# Is it possible to trace back a chaotic system, to its initial conditions from some given interval?

I am currently studying a maths module, as part of my second year on my physics degree, involving solutions to differential equations amongst other mathematical concepts. I have recently been (briefly) introduced to the Lorenz Equations and the idea of chaotic systems.

My question is not specifically about the Lorenz Equations, but more generally about chaotic systems.

I understand that a defining characteristic of a chaotic system is the fact that the system is extremely sensitive to its initial conditions, described simply by the notion of 'the butterfly effect'.

My Question

If I were to consider some system, such as a double pendulum, if I observed the trajectory of the pendulum over some time interval, would it in any way be possible to trace it back to its origin (i.e. its initial conditions)?

I'm not sure if I am asking a really stupid question, or if perhaps there is some theoretical/computational way to do this, or to at least estimate the initial conditions.

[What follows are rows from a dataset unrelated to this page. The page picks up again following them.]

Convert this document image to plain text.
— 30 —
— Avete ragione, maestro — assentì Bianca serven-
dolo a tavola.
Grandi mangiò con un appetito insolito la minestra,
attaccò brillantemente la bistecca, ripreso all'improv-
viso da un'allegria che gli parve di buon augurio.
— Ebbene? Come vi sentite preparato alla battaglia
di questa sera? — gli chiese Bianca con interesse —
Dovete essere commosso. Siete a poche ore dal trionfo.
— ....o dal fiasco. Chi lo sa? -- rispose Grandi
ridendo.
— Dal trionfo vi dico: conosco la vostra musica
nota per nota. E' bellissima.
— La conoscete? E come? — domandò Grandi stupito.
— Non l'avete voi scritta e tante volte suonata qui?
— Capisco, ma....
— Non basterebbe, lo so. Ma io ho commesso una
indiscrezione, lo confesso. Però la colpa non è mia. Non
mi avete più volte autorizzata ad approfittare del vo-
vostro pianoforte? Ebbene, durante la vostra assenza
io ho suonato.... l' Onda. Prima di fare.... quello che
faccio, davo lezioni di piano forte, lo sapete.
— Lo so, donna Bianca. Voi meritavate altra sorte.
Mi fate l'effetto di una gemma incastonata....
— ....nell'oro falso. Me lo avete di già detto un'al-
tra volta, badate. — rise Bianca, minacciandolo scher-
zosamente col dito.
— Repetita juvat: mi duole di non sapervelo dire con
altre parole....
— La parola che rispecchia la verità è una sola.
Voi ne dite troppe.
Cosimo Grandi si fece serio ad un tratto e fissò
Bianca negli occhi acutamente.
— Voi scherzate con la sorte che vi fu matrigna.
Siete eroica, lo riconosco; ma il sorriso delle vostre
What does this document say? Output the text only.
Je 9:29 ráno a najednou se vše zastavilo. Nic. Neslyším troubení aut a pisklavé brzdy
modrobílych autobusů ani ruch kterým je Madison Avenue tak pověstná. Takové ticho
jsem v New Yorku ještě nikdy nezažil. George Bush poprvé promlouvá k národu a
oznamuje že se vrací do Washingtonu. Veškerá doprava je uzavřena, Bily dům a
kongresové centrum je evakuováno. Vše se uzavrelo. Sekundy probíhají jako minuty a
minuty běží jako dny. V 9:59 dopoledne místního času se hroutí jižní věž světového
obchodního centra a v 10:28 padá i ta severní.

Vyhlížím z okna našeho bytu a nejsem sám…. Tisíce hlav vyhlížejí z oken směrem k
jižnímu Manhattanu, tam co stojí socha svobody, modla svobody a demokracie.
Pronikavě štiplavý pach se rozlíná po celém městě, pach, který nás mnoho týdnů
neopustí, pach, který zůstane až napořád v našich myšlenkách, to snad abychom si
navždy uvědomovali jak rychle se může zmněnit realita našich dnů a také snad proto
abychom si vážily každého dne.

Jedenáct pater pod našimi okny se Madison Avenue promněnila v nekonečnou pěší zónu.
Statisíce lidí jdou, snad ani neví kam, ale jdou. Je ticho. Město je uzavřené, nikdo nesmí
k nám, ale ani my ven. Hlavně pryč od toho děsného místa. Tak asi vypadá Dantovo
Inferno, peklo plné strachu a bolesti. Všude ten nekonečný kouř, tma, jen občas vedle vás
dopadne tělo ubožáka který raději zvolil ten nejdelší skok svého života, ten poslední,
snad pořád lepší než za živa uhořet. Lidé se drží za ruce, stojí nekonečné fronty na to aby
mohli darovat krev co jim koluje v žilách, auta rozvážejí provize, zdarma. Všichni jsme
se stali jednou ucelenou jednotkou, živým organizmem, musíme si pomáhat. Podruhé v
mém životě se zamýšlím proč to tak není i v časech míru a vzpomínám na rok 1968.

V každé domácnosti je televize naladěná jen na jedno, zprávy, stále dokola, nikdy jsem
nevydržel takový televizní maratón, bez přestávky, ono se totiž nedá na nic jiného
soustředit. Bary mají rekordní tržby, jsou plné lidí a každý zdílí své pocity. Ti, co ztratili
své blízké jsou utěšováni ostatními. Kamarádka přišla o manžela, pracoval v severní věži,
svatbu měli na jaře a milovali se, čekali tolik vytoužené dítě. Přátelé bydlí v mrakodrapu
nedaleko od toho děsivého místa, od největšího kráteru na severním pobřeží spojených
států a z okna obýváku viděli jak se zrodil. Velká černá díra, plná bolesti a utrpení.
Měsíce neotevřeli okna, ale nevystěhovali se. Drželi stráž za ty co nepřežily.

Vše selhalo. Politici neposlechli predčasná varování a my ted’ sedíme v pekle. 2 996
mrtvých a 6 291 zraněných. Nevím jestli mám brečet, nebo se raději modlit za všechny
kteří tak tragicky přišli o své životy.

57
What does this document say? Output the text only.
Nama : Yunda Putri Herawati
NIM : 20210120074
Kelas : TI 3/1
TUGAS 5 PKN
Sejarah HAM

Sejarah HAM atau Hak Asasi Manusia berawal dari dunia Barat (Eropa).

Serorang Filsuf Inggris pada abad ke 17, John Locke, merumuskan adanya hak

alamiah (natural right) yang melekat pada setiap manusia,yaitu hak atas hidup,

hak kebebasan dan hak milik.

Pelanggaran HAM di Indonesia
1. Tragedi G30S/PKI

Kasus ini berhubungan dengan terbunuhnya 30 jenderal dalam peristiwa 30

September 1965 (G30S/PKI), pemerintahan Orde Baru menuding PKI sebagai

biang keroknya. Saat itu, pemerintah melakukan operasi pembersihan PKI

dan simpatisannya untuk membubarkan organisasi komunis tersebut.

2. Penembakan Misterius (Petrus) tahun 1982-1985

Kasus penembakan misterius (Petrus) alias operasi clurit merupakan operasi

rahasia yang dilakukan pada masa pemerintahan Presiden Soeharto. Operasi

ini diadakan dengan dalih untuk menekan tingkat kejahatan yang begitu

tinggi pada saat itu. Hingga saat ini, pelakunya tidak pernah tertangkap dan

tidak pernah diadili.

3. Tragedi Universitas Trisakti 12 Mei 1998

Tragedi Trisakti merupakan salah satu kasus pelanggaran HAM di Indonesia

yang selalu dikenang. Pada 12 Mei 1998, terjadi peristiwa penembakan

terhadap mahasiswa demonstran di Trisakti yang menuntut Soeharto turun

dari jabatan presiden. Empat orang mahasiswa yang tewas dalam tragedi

• First of all, in systems that have time-reversal symmetry, asking a backward-in time question like this is not different to asking the question with reversed (normal) time. Observing the pendulum will not help you, since you cannot determine all its "conditions" exactly, Being a chaotic system any prediction of the origin will be very sensitive to your "Observation" – user1583209 Jan 17 '18 at 2:21

One of the defining characteristics of chaotic systems is that nearby trajectories in phase space diverge from each other exponentially, i.e., the distance $\delta \mathbf{x}$ between them grows with time $t$ as
$$|\delta \mathbf{x}| = |\delta \mathbf{x}_0| e^{\lambda t},$$
where $\lambda$ is the system's largest Lyapunov exponent. This behavior implies that any improvement in the time length over which a meaningful prediction can be made requires an exponentially larger improvement in the determination of the system initial state.
For an $n$-dimensional system there are $n$ Lyapunov exponents and the Lorenz system is typical for a 3-D chaotic system in that it has a positive, a null, and a negative exponents ($\lambda_+$, $\lambda_0$, $\lambda_-$). The positive exponent, $\lambda_+$, characterizes the system's chaoticity, $\lambda_0=0$ is a consequence of smoothness, and $\lambda_-$ measures the contraction rate that prevents the system from diverging to infinity. Put in another way: the chaotic set that determines the evolution of the system has at almost every point both an unstable and a stable directions (related to the system's unstable and stable manifolds).